For the past week, Marshall Nannes has been running daily rehearsals for his directorial debut — a Cappies showcase that will be held at the Alden Theatre in McLean. Thus far, everything has been going smoothly — too smoothly if you ask Nannes.
"Right now I only have one concern, and it's a big concern," said Nannes, 19. "And that is that nothing has gone wrong yet."
Cappies, an all-volunteer, nationwide critics and awards program for high school theater, was founded by Bill Strauss and Judy Bowns seven years ago in Fairfax County. The first annual Cappies Showcase will take place this Friday and Saturday, June 23 and 24 at the McLean Community Center's Alden Theatre. Students from Virginia, Florida and Texas schools will give encore performances of Cappie award winning shows. Scenes from student written productions will also be a part of the event.
"We've felt in years past that we wanted to give Cappie alumni a chance to show everybody what they do," said Strauss.
Nannes, a 2005 graduate of Walt Whitman High School in Maryland, was the Cappies National Capital Area Best Male Vocalist in 2005. He was also nominated for Best Song in 2005, and he was the Cappies Best Lead Actor in a Musical in 2004. However, the upcoming Cappies Showcase will be his first time directing a big production.
"I got a call from Bill [Strauss] back in January, and I jumped at the opportunity," said Nannes.
Nannes then spent the next five months picking out songs for the Showcase and pouring over student work for skits.
"It was primarily logistical stuff," said Nannes. "I had to read a lot of short 1-act plays written by students … I literally had about 400 pages to read, and I had to get that down to seven skits. I did as much as I could ahead of time."
THE SHOWCASE is two acts, the first of which opens with a "West Side Story" medley, and closes with a rendition of "Blame Canada" from the television show "South Park." The second act opens with "The Facebook Song," a tune that pokes fun at the popular social network Web site Facebook.com. The show closes with "When the Saints Go Marching In," a number that is meant to acknowledge the Cappies Katrina Aid performance that took place last fall.

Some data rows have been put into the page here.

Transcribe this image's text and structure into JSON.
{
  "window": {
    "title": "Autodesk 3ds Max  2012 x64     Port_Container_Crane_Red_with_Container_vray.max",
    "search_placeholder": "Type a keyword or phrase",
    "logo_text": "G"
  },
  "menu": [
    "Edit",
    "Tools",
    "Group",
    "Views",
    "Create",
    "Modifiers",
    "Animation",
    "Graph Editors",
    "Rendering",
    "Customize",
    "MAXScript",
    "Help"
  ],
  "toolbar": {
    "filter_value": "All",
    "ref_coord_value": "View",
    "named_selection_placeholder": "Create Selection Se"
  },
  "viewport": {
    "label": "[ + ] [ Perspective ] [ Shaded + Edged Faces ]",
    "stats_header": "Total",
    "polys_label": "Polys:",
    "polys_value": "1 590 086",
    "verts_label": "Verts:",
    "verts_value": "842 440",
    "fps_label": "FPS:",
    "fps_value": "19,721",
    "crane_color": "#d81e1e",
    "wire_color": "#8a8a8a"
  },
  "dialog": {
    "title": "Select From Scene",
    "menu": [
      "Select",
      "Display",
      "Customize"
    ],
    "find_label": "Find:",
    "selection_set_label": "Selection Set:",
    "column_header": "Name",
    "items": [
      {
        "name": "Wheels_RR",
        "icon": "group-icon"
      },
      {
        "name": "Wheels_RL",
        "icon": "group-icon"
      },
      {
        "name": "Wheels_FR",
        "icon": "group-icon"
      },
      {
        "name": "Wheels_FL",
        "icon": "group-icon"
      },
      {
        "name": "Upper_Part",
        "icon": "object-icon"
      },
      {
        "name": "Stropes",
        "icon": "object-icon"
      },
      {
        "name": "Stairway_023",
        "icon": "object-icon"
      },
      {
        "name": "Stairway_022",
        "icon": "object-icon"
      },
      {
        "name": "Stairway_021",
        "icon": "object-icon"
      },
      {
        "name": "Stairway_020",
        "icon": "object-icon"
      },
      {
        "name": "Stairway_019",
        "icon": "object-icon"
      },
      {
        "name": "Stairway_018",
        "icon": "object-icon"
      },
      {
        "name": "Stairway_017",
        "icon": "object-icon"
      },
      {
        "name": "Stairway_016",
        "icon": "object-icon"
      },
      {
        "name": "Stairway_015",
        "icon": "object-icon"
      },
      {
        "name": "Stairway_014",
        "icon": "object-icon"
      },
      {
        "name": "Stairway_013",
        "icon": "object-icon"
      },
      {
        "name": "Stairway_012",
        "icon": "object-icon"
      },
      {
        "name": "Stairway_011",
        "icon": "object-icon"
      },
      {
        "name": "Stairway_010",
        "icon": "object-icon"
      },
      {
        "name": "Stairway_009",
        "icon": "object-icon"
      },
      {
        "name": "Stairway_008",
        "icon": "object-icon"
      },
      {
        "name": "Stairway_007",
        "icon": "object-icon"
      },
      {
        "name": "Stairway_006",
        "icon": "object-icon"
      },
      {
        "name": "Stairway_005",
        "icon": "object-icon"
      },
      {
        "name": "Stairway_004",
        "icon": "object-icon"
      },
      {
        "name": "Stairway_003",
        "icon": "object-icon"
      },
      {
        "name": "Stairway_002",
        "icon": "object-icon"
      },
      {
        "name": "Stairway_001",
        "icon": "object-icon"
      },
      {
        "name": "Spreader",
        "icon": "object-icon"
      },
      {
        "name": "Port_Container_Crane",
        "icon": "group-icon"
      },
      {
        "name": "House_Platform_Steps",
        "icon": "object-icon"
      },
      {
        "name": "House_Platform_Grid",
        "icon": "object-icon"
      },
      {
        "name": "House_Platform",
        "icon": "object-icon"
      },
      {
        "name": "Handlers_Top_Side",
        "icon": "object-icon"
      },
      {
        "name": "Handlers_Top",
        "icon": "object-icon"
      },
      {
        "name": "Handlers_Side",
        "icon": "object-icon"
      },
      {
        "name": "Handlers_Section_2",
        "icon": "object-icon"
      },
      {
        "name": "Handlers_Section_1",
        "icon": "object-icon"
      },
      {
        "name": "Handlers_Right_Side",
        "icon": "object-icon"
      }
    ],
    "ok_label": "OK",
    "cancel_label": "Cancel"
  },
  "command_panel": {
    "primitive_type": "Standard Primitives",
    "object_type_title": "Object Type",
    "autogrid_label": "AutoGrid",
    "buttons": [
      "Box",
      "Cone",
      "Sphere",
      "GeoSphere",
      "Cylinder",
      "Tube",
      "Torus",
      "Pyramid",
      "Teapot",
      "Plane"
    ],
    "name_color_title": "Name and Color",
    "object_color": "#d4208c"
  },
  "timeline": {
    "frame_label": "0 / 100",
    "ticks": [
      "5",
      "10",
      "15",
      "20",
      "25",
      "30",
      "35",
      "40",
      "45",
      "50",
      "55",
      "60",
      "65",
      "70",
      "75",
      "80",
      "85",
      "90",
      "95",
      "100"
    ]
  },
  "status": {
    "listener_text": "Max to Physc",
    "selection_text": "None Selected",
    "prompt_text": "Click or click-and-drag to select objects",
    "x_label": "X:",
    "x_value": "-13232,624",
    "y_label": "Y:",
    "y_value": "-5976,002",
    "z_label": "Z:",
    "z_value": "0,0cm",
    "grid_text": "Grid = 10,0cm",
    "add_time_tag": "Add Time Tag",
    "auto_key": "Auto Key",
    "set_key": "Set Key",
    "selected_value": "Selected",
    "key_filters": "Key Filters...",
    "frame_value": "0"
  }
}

"We decided to do 'Blame Canada' to recognize Ottawa, Canada because they just opened the first international Cappies chapter in Ottawa," said Nannes.
Nannes is working with a cast of about 15, half of whom are recent high school graduates, and half of whom are still in high school. Cast members had to have been Cappies award winners, Cappies award nominees, or Cappies dancers or singers in the last year, to qualify for the showcase. Patrick Barrett graduated from McLean High School in 2005, and won a Cappies award for Lead Actor in a Play. He is currently a student at Columbia University in New York.
"I got an e-mail from Marshall about the show and I thought it would be kind of fun and a good opportunity for the summer," said Barrett.
Barrett said he has enjoyed being a part of the Showcase, and that it has given him "more dance experience than ever before."
"That's been interesting because dance really isn't my thing," he said.
Rachel Fleming, a student at The Madeira School in McLean, is also participating in the show as she was a Cappies dancer during this past school year, and participated in the recent Cappies gala event. Fleming said that she enjoys being a part of school theater because it provides her with the opportunity to meet people outside of her regular social circle.
"I did my first musical my freshman year, and I got to know a lot of seniors that I probably would never have met otherwise," said Fleming.
The Cappies Showcase has provided her with a similar experience.
"It's been a lot of fun, and I've gotten to meet a lot of new people," said Fleming.
Marshall Nannes has been impressed with how quickly the cast has picked up the songs and blocking.
"With these guys I get to see how everything looks immediately," said Nannes. "It's like instant gratification."